In the RHO1 branch, RHO1 binds to DSH via the Dishevelled Associated Activator of Morphogenesis bridging protein (DAAM) and becomes activated. Activated RHO1 (the GTP-bound form) binds Rho kinase (ROK) which becomes activated. Non-muscle Myosin II is a hexamer composed of two of each of the following: heavy chain Zipper (ZIP), regulatory light chain Spaghetti squash (SQH), and the essential light chain MLC-C. Myosin phosphatase is a heterotrimer composed of a protein phosphatase catalytic subunit Flapwing (FLW) or PP1-87B; a Myosin phosphatase targeting subunit, Myosin binding subunit (MBS) or MYPT-75D; and a small subunit of unknown function sometimes referred to as M20. Activated ROK phosphorylates SQH, this leads to a change in the conformation and increase in ATPase catalytic activity of ZIP. Multivalent bipolar filaments are more readily formed which are more capable of binding multiple actin filaments. However, Myosin phosphatase dephosphorylates SQH leading to the inactivation of non-muscle Myosin II. Myosin phosphatase is itself negatively regulated through phosphorylation of MBS by ROK. Thus, ROK doubly activates non-muscle Myosin II by direct phosphorylation of SQH and inactivation of Myosin phosphatase by phosphorylating MBS.

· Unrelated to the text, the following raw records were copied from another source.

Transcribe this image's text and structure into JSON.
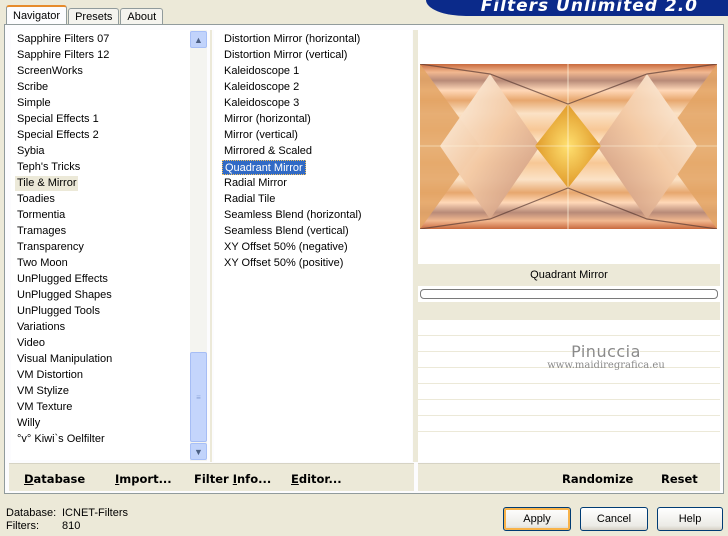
{
  "app": {
    "title": "Filters Unlimited 2.0"
  },
  "tabs": [
    {
      "label": "Navigator",
      "active": true
    },
    {
      "label": "Presets",
      "active": false
    },
    {
      "label": "About",
      "active": false
    }
  ],
  "categories": [
    "Sapphire Filters 07",
    "Sapphire Filters 12",
    "ScreenWorks",
    "Scribe",
    "Simple",
    "Special Effects 1",
    "Special Effects 2",
    "Sybia",
    "Teph's Tricks",
    "Tile & Mirror",
    "Toadies",
    "Tormentia",
    "Tramages",
    "Transparency",
    "Two Moon",
    "UnPlugged Effects",
    "UnPlugged Shapes",
    "UnPlugged Tools",
    "Variations",
    "Video",
    "Visual Manipulation",
    "VM Distortion",
    "VM Stylize",
    "VM Texture",
    "Willy",
    "°v° Kiwi`s Oelfilter"
  ],
  "selected_category": "Tile & Mirror",
  "filters": [
    "Distortion Mirror (horizontal)",
    "Distortion Mirror (vertical)",
    "Kaleidoscope 1",
    "Kaleidoscope 2",
    "Kaleidoscope 3",
    "Mirror (horizontal)",
    "Mirror (vertical)",
    "Mirrored & Scaled",
    "Quadrant Mirror",
    "Radial Mirror",
    "Radial Tile",
    "Seamless Blend (horizontal)",
    "Seamless Blend (vertical)",
    "XY Offset 50% (negative)",
    "XY Offset 50% (positive)"
  ],
  "selected_filter": "Quadrant Mirror",
  "preview": {
    "filter_name": "Quadrant Mirror",
    "progress": 0
  },
  "watermark": {
    "line1": "Pinuccia",
    "line2": "www.maidiregrafica.eu"
  },
  "toolbar": {
    "database": {
      "u": "D",
      "rest": "atabase"
    },
    "import": {
      "u": "I",
      "rest": "mport..."
    },
    "filter_info": {
      "pre": "Filter ",
      "u": "I",
      "rest": "nfo..."
    },
    "editor": {
      "u": "E",
      "rest": "ditor..."
    },
    "randomize": "Randomize",
    "reset": "Reset"
  },
  "status": {
    "database_label": "Database:",
    "database_value": "ICNET-Filters",
    "filters_label": "Filters:",
    "filters_value": "810"
  },
  "buttons": {
    "apply": "Apply",
    "cancel": "Cancel",
    "help": "Help"
  },
  "colors": {
    "selection": "#316ac5",
    "banner": "#0b2a8a",
    "tab_accent": "#e68b2c"
  }
}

Additionally, in the wing, proximally localised VANG acts via the Planar Polarity Effector (PPE) proteins Inturned (IN), Fuzzy (FY), and Fritz (FRTZ) to stabilise the formin inhibitor protein, multiple wing hairs (MWH) resulting in the regulation of actin polymerisation and its inherent effect on hair formation.
In the RAC1 branch, after DSH binds to RAC1 there is genetic evidence to suggest that the JNK signalling cascade is activated by the STE20 kinase Misshapen (MSN). The MKK7 orthologue Hemipterous (HEP) is phosphorylated by components downstream of RAC1. Additionally, components from the RHO1 branch, FLW, MBS, and ZIP, appear to interact genetically with members of the JNK pathway, namely Basket (BSK), HEP, and Puckered (PUC). Nonmuscle myosin acts upstream, mediating an activating signal on JNK.